A switch to electric vehicles and eliminating tailpipe emissions seems like a massive step in the right direction, but it’s not a silver bullet. Electric cars still take up valuable space and the rush to mine minerals such as the lithium and nickel used in batteries is having a devastating environmental impact on an increasing number of places around the world.

Also, electric cars haven’t dispensed with tyres and brakes and still travel on roads – the wear of all these things leads to harmful particulate-matter emissions. Researchers have put non-exhaust emissions of particulate matter at over 85 per cent of all such emissions from traffic. Electric vehicles are on average 24 per cent heavier than conventional ones, leading to more non-exhaust emissions from wear. An increase in their popularity might not have a big impact on PM levels.

How green electric vehicles are also depends on how clean the electricity sources are – and this can vary across the world. Researchers have estimated that production of an average electric car involves greater carbon-dioxide emissions than for an average petrol-driven car – mostly thanks to the production of the battery. But over its entire life­cycle, the electric car would be responsible for 80 per cent of the emissions of the petrol car.

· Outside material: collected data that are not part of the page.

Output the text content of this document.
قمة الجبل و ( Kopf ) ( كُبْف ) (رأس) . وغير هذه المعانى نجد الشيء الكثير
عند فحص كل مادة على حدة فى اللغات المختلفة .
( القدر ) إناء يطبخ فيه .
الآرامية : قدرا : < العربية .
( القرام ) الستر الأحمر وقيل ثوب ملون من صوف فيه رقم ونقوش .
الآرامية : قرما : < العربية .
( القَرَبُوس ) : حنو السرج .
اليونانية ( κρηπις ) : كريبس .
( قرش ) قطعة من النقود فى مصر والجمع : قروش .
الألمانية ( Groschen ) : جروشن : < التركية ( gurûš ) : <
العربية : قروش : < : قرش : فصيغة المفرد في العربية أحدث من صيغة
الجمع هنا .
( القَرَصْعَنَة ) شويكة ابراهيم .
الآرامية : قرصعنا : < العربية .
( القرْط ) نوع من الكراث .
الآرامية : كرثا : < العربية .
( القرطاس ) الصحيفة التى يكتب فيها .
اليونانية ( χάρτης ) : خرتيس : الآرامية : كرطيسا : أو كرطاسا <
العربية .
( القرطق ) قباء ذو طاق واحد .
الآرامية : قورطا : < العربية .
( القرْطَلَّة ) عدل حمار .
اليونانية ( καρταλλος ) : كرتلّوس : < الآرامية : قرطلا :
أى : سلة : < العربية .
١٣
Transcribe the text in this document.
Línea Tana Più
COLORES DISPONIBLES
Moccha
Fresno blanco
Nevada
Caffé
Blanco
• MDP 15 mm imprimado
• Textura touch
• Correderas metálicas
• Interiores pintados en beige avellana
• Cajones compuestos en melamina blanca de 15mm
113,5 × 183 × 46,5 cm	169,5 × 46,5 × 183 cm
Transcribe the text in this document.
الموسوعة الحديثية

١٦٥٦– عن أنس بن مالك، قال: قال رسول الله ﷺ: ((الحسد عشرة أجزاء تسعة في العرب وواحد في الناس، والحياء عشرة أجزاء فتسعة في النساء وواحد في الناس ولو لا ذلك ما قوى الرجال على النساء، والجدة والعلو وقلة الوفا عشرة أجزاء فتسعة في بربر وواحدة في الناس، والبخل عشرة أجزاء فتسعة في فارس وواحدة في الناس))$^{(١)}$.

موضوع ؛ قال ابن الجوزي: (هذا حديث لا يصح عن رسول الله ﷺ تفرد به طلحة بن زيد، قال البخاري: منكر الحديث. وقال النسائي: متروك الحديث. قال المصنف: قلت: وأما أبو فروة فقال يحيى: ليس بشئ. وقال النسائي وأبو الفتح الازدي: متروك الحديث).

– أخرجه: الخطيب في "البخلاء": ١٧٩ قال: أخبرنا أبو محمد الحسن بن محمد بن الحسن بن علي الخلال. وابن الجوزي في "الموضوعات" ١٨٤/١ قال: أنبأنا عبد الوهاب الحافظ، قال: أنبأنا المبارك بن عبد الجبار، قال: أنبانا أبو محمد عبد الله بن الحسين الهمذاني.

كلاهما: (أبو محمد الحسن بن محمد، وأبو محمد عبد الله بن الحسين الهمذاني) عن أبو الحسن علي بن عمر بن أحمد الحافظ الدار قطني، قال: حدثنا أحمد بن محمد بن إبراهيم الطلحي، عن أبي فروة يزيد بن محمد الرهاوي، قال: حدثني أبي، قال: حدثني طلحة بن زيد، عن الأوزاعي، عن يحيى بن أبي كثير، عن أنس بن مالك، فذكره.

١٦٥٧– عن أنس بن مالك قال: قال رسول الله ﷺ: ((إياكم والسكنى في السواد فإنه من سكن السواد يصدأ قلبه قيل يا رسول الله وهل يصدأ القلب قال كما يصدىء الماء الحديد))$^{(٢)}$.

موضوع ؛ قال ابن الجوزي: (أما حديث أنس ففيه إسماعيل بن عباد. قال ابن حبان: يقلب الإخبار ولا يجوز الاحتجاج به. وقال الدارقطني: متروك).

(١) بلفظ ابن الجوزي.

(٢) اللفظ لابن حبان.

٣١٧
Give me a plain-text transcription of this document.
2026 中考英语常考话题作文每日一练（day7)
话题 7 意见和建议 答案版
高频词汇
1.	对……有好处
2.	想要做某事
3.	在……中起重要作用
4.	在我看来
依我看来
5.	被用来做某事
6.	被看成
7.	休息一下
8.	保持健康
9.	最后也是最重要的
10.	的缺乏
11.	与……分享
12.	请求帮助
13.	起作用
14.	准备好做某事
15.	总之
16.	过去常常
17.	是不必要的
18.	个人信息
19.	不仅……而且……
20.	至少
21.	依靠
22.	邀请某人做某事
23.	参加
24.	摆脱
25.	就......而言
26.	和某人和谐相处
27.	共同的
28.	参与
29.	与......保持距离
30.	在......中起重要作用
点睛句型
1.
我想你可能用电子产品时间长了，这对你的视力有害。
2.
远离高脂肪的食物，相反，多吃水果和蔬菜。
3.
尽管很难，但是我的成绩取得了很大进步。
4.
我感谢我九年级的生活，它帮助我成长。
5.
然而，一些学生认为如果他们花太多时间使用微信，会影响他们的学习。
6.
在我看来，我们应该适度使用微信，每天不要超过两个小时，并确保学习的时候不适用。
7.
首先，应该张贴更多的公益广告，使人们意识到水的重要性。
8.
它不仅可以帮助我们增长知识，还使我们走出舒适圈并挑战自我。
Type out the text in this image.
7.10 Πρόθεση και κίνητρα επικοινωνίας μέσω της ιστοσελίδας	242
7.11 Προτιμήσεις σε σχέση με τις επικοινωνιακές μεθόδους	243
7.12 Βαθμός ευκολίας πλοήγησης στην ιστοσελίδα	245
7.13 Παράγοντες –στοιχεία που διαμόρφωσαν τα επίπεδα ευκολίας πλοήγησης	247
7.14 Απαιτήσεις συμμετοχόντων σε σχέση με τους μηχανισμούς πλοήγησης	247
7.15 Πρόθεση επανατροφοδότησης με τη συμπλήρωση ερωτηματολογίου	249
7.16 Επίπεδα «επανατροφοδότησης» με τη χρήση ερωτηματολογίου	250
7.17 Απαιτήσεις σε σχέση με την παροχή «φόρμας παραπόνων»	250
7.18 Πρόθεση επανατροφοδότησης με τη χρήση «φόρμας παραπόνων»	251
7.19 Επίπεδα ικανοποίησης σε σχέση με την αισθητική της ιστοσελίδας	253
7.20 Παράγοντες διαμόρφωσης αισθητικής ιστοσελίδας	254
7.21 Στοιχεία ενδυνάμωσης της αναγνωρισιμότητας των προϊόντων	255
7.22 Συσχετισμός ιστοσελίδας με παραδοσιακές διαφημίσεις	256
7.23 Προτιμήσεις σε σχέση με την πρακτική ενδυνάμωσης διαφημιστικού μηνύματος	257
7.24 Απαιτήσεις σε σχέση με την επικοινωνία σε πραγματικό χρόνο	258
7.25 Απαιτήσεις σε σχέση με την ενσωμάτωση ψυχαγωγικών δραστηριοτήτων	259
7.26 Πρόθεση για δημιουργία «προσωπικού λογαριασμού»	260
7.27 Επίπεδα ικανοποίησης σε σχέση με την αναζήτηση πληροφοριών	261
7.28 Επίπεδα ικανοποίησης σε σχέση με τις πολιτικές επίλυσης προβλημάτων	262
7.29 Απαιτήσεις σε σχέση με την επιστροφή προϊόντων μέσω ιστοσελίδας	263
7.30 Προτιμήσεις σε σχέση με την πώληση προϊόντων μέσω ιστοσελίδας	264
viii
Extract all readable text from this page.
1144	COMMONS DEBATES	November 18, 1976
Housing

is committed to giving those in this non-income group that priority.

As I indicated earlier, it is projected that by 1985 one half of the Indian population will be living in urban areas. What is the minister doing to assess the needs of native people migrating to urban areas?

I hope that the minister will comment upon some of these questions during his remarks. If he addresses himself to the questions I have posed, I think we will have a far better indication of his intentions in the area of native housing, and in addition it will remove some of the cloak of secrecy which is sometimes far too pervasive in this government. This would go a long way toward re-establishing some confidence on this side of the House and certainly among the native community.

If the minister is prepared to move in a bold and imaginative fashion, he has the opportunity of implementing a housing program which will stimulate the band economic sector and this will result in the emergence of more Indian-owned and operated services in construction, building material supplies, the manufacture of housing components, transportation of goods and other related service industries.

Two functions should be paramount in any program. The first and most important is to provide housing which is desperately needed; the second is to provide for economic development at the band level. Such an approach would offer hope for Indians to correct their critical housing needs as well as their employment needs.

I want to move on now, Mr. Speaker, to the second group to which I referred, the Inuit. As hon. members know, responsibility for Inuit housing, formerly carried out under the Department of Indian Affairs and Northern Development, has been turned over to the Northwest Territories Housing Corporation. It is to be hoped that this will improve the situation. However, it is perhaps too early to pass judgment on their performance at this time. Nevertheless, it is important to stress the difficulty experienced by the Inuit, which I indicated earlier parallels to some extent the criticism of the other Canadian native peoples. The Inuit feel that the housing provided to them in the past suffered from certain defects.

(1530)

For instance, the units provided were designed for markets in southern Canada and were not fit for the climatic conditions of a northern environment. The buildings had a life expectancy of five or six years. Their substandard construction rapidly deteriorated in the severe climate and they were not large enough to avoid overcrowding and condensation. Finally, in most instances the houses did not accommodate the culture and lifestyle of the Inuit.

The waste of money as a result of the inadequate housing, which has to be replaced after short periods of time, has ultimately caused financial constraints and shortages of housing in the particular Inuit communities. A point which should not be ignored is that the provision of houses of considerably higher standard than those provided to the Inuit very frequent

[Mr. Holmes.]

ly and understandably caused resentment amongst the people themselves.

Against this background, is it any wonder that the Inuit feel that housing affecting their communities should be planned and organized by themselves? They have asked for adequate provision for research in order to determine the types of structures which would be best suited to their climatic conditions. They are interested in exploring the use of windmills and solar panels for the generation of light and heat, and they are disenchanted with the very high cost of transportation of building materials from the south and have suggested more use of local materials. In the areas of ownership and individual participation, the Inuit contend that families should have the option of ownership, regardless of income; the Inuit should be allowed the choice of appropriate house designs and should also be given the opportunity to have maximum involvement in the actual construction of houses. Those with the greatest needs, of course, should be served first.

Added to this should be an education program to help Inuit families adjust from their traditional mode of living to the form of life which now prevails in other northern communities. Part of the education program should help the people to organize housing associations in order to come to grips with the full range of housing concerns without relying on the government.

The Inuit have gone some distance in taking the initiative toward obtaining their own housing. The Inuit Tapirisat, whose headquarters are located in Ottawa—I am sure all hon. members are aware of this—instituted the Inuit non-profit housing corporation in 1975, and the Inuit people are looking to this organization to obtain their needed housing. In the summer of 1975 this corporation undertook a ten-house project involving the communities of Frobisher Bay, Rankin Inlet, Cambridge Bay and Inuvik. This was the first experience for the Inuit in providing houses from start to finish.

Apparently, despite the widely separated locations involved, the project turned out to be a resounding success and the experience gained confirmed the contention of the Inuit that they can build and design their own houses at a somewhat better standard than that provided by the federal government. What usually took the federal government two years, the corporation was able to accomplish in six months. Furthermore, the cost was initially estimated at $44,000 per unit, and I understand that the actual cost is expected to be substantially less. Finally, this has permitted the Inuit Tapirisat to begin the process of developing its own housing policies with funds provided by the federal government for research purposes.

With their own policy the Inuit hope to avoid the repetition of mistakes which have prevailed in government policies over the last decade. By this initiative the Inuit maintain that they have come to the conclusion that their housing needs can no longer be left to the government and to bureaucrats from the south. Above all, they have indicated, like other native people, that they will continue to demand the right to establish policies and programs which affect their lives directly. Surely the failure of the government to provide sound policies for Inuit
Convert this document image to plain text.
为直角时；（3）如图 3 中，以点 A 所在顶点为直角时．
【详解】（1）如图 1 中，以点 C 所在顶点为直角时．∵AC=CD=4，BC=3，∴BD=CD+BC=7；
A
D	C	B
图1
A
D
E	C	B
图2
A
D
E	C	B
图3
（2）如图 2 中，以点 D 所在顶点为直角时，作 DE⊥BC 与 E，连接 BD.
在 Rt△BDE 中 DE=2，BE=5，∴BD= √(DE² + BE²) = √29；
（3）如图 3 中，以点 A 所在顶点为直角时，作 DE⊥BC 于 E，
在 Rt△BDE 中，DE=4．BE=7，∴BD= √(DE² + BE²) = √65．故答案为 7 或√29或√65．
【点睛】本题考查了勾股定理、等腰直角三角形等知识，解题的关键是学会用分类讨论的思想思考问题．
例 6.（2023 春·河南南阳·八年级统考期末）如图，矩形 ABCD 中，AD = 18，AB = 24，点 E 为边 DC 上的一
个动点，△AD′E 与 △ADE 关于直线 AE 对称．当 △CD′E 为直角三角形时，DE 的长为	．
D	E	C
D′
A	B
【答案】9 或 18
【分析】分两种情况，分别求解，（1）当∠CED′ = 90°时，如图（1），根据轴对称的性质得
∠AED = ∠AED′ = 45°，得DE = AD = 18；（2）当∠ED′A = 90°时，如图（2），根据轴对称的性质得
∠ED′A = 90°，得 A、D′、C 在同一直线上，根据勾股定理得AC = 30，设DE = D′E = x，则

Sustainable transportation advocates are pushing for a rethink on how we travel altogether, including re-examining land-use policies that encourage sprawl and driving. From investing in clean public transit to restricting car use in city centres, policymakers have options when it comes to reducing traffic congestion and air pollution.

There are some hopeful signs. A study by consulting group Kantar surveyed residents of 31 of the world’s largest cities and found preferences shifting towards alternatives to private car use. According to the research, private car trips will decline by 10 per cent on average by 2030 and make up around 46 per cent of city mobility. Public transit, cycling and walking will increase and account for nearly half of city travel over the same period. But accelerating this shift will require support from the authorities.

‘For decades, government policy has done everything in its power to encourage car ownership and suburbanization, and to discourage cycling, walking and public-transport use,’ says Jemilah Magnusson of the Institute for Transportation and Development Policy, an international advocacy organization. ‘This is unfortunately not just a US issue, as this type of mid-century city planning has been replicated around the world, especially in major population centres, such as India, Brazil and China.

‘For truly sustainable transport, we need to focus less on the vehicle and more on the numbers of people moved. Cars are the most inefficient way possible to move people in cities, and electric cars are not much better.

‘We need real, quality mass-transit alternatives that have priority on the street, and get you to your destination faster than driving. That’s a challenge, but it’s no mystery. We know what to do and how to do it.’